De "wet van de afnemende meeropbrengst" zegt, dat er op een bepaald moment een zekere verzadiging optreedt als je ergens meer van toevoegt. Als je vaker op de werkvloer komt treedt er ook een zekere gewenning op met betrekking tot de waarnemingen die je doet. Het tekort aan computers wordt niet opgeheven als je vaker komt, lessen worden niet anders gegeven, gesprekken niet anders gevoerd. Kortom, de nieuwigheid gaat er een beetje af.
Niet, dat er niets meer te leren valt. Ik zou graag nog een keertje op de praktijkvloer willen kijken en misschien nog een keer mee op stagebezoek. Daarnaast zou ik ook raag aan slag willen met het uitproberen van wat nieuwe zaken, het gebruik van computers, bijvoorbeeld.
Maar ook door schade en schande wat wijzer geworden, in een dergelijke situatie zul je als innovatieadviseur goed moeten nadenken over wat je gaat doen met de inzichten, die je hebt verworven. Vanuit je enthousiasme plompverloren wat tips rondstrooien blijkt niet de juiste benadering. Dat is pleisters plakken en komt wellicht ook nog betweterig over ook. Sterker nog, om sommige adviezen heeft niemand gevraagd, dat is een oplossing voor een probleem dat men helemaal niet zo ervaart. Ok, weer wat geleerd.

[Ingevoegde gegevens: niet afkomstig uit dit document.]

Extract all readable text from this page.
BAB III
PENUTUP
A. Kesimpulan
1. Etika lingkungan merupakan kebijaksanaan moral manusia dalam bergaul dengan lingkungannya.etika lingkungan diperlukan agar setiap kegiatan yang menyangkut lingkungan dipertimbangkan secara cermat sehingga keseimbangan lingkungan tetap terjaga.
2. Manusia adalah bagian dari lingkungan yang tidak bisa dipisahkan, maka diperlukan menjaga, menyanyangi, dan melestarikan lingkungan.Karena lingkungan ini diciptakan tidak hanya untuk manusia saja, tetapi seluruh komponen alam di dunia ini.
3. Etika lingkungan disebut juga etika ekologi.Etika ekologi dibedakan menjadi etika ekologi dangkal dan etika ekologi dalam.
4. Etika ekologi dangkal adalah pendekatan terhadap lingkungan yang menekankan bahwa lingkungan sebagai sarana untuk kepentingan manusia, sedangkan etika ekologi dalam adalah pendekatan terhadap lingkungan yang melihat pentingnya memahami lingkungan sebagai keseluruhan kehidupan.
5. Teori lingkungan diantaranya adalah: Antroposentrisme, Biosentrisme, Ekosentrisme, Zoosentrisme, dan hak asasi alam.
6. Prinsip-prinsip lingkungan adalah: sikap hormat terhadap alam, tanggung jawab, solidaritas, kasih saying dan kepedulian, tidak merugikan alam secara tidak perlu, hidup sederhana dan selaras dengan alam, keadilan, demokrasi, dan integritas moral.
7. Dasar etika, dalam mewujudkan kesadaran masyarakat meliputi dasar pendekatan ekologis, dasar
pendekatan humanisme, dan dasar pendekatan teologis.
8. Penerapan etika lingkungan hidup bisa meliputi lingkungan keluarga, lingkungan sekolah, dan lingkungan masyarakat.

Als ik op de afgelopen weken terugkijk op mijn praktijkervaringen, dan komt er toch een beter beeld bovendrijven van wat het betekent om onderwijs te innoveren. Dat in de praktijk blijkt dat de idealen in dat mooie visiestuk vaak wat groter zijn dan de mogelijkheden die er zijn met het gebouw, de beschikbare tijd, de nieuwe werkvormen, de mogelijkheden van de techniek. Het is juist die praktijk, die laat zien dat je problemen krijgt als er meer studenten komen, dan waar je op had gerekend, zeker als sommige studenten ook nog wat extra tijd nodig blijken te hebben. Ook zie je, dat een nieuwe manier van werken, waarbij grotere groepen door meerdere docenten worden begeleid, ook met zich meebrengt, dat niet meer duidelijk is wie nou die of die les aan die of die groep heeft gegeven. Wordt een presentieregistratie zonder de juiste hulpmiddelen ineens een stuk lastiger. En natuurlijk is het frustrerend voor veel mensen als de praktijk zoveel weerbarstiger blijkt.
Het is een leerproces voor de hele organisatie met die frustratie als leergeld. Ik begrijp de kritiek van een club als Beter Onderwijs van de ene kant nu wel een stuk beter. Niet in de zin dat we weer terug moeten naar het oude. Maar wel in de zin, dat we zorgvuldiger, integraler moeten kijken naar het ontwerpproces, de randvoorwaarden en het uiteindelijke veranderingstraject. En natuurlijk naar de docenten. Die extra 7,5% voor de komende jaren is in elk geval dik verdiend.